The court will consider several urgent matters during the conference, including a request from the Trump administration to reverse a court order striking a citizenship question from the 2020 census questionnaire.

Given her participation in the Friday conference, Ginsburg is expected to attend oral arguments on Tuesday, the first time she has taken the bench since the December procedure.

Ginsburg has appeared in public at least once in recent weeks. She attended a production of “Notorious RBG in Song,” a collection of music honoring her professional accomplishments, at the National Museum of Women in the Arts in Washington on Feb. 4. Conspiracy theorists have nonetheless advanced baseless claims about her supposedly ill health.

The justice underwent a procedure called a pulmonary lobectomy at the Sloan Kettering Memorial Cancer Center in New York after two cancerous nodules were identified in her lungs. Doctors have since announced that the surgery was successful and there are no remaining signs of disease.

Nevertheless, the justice privately recuperated in the following weeks and missed oral arguments during the court’s January sitting, though she continued to participate in the disposition of cases.

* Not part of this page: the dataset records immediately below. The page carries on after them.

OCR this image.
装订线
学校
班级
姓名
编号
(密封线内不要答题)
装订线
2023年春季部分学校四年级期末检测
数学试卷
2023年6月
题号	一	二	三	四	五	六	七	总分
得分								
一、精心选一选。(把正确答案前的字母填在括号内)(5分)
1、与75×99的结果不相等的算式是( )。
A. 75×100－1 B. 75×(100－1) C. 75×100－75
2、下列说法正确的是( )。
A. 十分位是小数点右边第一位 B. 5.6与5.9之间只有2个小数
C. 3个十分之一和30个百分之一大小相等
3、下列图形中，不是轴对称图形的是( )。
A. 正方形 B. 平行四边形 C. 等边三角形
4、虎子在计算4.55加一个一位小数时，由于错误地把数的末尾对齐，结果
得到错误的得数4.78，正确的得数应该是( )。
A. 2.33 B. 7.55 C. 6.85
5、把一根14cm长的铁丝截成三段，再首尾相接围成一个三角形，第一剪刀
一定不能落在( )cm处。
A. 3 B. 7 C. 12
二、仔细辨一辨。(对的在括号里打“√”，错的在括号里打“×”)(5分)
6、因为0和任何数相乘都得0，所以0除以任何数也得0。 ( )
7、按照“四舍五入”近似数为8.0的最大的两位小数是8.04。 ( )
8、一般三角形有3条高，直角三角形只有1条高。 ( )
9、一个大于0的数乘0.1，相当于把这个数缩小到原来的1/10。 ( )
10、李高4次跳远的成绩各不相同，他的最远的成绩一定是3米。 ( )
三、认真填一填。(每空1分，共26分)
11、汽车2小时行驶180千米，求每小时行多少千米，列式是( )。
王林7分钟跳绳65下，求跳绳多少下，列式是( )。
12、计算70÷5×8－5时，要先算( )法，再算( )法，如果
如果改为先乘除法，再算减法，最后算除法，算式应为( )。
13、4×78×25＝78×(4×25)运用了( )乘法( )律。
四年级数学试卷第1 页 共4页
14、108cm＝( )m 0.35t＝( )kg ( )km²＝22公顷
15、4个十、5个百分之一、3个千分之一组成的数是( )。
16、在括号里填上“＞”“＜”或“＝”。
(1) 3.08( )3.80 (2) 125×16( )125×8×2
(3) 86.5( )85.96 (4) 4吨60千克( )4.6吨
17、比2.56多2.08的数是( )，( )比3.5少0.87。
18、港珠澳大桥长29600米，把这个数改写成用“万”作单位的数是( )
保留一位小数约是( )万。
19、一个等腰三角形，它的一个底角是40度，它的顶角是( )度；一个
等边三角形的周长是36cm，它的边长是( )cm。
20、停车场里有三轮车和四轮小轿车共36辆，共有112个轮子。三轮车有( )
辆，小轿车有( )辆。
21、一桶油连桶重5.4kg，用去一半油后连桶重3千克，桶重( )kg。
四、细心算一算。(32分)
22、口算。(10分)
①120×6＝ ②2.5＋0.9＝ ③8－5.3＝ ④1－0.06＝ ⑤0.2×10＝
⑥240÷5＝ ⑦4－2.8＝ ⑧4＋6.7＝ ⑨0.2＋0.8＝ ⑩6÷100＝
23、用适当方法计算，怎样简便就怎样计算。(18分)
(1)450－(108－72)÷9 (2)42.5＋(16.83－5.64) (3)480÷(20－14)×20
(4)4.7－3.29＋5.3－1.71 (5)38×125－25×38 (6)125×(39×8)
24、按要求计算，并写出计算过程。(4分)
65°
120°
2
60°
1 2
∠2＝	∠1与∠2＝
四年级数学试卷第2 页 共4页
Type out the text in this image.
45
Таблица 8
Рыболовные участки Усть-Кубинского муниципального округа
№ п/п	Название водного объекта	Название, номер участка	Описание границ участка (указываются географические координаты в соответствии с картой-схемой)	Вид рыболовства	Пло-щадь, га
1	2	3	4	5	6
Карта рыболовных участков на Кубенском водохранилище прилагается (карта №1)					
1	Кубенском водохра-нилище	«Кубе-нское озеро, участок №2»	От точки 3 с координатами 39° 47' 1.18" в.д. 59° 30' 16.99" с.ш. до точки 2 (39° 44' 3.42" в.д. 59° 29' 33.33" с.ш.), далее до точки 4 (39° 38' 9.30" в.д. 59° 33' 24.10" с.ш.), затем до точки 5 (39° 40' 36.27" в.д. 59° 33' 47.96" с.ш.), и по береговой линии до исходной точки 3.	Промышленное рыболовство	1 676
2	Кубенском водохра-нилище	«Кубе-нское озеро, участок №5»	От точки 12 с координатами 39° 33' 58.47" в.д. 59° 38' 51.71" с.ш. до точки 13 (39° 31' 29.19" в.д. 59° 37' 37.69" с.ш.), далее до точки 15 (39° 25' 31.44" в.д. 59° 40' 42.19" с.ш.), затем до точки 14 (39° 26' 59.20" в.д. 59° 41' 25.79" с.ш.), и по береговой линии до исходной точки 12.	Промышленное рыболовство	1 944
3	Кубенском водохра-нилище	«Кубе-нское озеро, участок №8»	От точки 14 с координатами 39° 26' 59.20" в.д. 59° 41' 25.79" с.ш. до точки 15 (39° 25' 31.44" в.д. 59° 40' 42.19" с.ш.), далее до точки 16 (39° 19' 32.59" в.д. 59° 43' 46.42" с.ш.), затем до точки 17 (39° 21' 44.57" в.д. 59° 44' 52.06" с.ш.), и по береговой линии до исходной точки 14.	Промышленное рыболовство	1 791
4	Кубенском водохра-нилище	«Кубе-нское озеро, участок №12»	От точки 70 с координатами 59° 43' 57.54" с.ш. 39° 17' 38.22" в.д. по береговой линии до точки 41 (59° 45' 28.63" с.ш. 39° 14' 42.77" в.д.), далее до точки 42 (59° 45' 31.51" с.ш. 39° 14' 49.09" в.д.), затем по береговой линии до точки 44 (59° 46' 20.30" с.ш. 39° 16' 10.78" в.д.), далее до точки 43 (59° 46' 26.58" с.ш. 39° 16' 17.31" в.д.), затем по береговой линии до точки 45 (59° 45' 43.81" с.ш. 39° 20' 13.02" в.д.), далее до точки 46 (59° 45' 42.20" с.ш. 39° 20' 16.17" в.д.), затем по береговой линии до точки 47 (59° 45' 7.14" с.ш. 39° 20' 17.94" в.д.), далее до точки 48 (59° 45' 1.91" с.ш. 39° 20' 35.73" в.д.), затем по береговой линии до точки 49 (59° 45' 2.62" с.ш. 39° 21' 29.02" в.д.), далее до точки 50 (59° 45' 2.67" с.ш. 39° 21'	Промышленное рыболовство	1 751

Less than a week before the procedure, Ginsburg claimed to be in good health during a public event at the Museum of the City of New York.

Ginsburg’s two-month absence is quite mild when compared to other crises of capacity and fitness in the modern era—former Justice Charles Whittaker, who served from 1957 to 1962, suffered from intense bouts of anxiety and depression that seriously impeded his ability to participate in the court’s work. Former Justice Thurgood Marshall, a civil rights icon, was thought to be in serious cognitive decline during the final years of his tenure.